Девушка вскинула на него темные глаза-маслины и покачала головой:
– Не понимаешь ты, человек. Земля их не убила. Мой род живет. Но не здесь. А там.
Она сделал неопределенный жест рукой, указывая на землю.
– Мы нередко слышим голоса, доносящиеся оттуда. А к старой Вадоме иногда приходит ее прабабка Ромина. Там есть другой мир. И старики нашего рода, когда приходит время, уходят туда. Мы их не хороним, они уходят сами. И берегут наш род оттуда. Не смейся, человек. Не смейся над тем, чего не знаешь, – рассердилась цыганка, а затем резко махнула рукой на второй дом.

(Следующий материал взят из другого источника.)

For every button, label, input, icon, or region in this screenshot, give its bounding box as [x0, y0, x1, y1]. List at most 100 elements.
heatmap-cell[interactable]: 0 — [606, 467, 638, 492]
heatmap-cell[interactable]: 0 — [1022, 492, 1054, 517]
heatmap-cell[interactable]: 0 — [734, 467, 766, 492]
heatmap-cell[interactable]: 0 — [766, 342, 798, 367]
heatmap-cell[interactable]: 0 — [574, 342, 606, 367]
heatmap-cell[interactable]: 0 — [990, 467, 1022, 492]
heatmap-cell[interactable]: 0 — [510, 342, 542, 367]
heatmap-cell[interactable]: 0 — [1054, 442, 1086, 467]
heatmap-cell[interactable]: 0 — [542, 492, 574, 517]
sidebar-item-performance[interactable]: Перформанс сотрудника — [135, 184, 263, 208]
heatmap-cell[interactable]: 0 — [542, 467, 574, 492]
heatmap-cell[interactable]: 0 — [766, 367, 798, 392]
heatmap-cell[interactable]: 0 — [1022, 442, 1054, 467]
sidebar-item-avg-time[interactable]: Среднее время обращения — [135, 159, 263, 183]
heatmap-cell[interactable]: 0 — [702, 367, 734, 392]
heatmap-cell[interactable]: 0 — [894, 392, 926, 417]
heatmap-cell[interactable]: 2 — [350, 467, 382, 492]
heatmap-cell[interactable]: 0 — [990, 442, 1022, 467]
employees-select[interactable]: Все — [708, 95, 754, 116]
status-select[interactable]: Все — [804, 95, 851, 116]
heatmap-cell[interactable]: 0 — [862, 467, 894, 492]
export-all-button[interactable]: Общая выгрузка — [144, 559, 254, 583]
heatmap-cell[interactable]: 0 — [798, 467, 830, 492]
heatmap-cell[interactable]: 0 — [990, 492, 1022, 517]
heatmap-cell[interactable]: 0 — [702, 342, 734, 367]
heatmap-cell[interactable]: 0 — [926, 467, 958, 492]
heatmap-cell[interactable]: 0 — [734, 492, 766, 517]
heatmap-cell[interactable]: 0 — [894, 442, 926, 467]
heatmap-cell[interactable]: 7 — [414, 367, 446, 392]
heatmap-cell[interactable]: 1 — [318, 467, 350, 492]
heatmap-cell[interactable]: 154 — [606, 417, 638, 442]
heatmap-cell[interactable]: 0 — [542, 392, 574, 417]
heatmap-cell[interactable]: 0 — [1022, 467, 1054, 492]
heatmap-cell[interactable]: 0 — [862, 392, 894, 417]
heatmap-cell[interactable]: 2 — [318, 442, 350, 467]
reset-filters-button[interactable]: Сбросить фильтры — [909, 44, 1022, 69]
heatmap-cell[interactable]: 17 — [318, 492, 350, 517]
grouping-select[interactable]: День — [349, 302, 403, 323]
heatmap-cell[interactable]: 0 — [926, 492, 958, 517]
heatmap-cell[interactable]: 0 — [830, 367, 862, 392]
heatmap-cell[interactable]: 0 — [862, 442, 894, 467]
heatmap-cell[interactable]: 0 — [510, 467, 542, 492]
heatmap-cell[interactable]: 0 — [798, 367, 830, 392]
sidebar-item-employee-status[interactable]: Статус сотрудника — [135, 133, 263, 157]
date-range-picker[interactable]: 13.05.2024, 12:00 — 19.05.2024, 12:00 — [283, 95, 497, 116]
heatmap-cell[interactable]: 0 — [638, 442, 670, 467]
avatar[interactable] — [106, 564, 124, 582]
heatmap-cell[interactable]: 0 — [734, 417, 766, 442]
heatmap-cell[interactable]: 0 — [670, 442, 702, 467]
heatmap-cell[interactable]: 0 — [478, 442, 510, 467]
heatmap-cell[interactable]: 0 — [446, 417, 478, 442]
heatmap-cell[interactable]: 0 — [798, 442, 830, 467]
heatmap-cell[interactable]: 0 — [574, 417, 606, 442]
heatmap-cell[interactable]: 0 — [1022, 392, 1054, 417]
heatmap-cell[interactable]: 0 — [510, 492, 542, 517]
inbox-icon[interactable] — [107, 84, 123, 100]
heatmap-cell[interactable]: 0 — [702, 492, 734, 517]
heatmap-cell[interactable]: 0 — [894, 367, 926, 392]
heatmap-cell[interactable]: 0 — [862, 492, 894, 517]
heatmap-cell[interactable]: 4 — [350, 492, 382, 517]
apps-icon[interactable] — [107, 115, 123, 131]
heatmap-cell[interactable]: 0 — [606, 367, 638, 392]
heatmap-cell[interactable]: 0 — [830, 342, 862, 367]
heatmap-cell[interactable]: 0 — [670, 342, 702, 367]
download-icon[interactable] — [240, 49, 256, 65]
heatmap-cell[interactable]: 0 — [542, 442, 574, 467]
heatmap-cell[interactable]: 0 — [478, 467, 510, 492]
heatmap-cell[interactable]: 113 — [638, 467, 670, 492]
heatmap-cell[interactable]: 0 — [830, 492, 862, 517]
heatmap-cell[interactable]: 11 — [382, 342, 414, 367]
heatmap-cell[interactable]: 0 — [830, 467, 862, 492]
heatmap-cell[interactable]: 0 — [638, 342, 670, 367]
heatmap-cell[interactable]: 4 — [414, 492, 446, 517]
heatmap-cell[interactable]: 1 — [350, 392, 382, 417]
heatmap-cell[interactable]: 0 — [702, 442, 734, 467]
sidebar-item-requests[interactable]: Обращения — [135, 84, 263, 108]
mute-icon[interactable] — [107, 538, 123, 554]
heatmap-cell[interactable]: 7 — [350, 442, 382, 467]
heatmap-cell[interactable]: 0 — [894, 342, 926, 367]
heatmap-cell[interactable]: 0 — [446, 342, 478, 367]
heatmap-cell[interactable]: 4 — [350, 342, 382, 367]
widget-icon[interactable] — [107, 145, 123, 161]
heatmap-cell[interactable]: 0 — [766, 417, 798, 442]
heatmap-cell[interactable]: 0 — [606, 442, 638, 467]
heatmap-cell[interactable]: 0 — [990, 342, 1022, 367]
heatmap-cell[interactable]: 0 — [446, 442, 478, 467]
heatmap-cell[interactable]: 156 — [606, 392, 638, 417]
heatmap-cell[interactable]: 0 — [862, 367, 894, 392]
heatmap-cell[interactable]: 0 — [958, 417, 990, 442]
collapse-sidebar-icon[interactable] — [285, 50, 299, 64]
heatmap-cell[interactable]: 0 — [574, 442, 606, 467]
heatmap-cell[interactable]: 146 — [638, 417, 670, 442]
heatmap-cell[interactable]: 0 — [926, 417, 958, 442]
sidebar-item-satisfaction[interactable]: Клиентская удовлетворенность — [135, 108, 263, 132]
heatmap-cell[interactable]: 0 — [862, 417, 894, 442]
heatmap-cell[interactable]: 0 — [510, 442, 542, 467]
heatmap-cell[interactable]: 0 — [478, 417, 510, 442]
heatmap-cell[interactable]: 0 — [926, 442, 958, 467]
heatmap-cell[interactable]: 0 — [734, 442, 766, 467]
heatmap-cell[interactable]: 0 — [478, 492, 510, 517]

– Мы пришли. Вон там живет Вадома. Пойдем. Я попрошу ее поговорить с тобой.
Злата велела Ивану ожидать на улице, а сама скрылась за простой деревянной дверью. Не было девушки очень долго, так, что мужчина даже засомневался, появится ли она, не пошутила ли в отместку за его неуместный вопрос. Но когда Ивану показалось, что он ожидает уже чуть ли не час, дверь приоткрылась, и девушка поманила его в проем. Мужчина отправился следом за Златой, стараясь скрыть проснувшееся любопытство. В домах цыган ему никогда не доводилось бывать, и он даже не знал, чего ожидать – нищеты или вопиющей роскоши. Но дом убранством напомнил ему советский стиль, возведенный до абсурда. Повсюду – на стенах и полах – были ковры и дорожки, зачастую несочетающиеся между собой по цветовой гамме, но приятно глушащие шаги. Мебель – бесчисленные «стенки» и «горки», заполненные хрусталем и фарфоровыми статуэтками, тоже была из времен детства Ивана. Даже пахло в доме как-то знакомо, словно приоткрылась дверь в его советское детство. Злата тем временем, проведя гостя через проходные комнаты и бросив на ходу несколько реплик на своем языке встретившимся им по дороге дородным женщинам в косынках и цветастых юбках, подвела Ивана к закрытой двери и снова попросила подождать. При этом дверь она оставила открытой, и мужчина увидел стоявшее посреди убранной коврами комнатами вычурное мягкое кресло с широкими подлокотниками-валиками и высокой спинкой. Утопающая в нем старушка оказалась маленькой и сухонькой. Ее черные с серебристыми прядями волосы не были покрыты, сухие, похожие на птичьи лапки, руки лежали на подлокотниках, а незрячие белые глаза «смотрели» Ивану прямо в лоб, от чего мужчине стало не по себе. Злата что-то проговорила на своем языке, и старушка ответила на русском неожиданно громким и живым голосом:
– Пусть подойдет.
Иван переступил порог и остановился.
– Нет. Ко мне иди.
Злата подняла черные брови-дуги и кивком попросила Ивана приблизиться к креслу. Он подошел к креслу не без неожиданно охватившей его робости. Старая Вадома подняла свою птичью лапку и вдруг вцепилась мужчине в запястье, проворно перевернула его руку ладонью кверху и скользнула по ней сухими пальцами. Затем жестом попросила его встать на колени, и когда мужчина это сделал, ловко и быстро ощупала его макушку, лицо и плечи. При этом она «смотрела» затянутыми белой пленкой глазами куда-то Ивану за спину.
– Не все, что Роза тебе сказала, правда. Но не вини ее. Она выполняла волю одного человека. У Розы ребенок болеет, тот человек ей что-то посулил, что поможет ей сына на ноги поднять. Я это знаю, потому что Роза плакала мне.
– Что это за человек?! Кто попросил вашу внучку со мной поговорить?! – заволновался Иван.
– Недобрый. Змею на груди ты пригрел, – старуха неожиданно сильно и больно ткнула мужчину пальцем в грудину. – Сердцем ты к этому человеку сильно привязан. Любил и любишь. А он на тебя обиду сильную таит.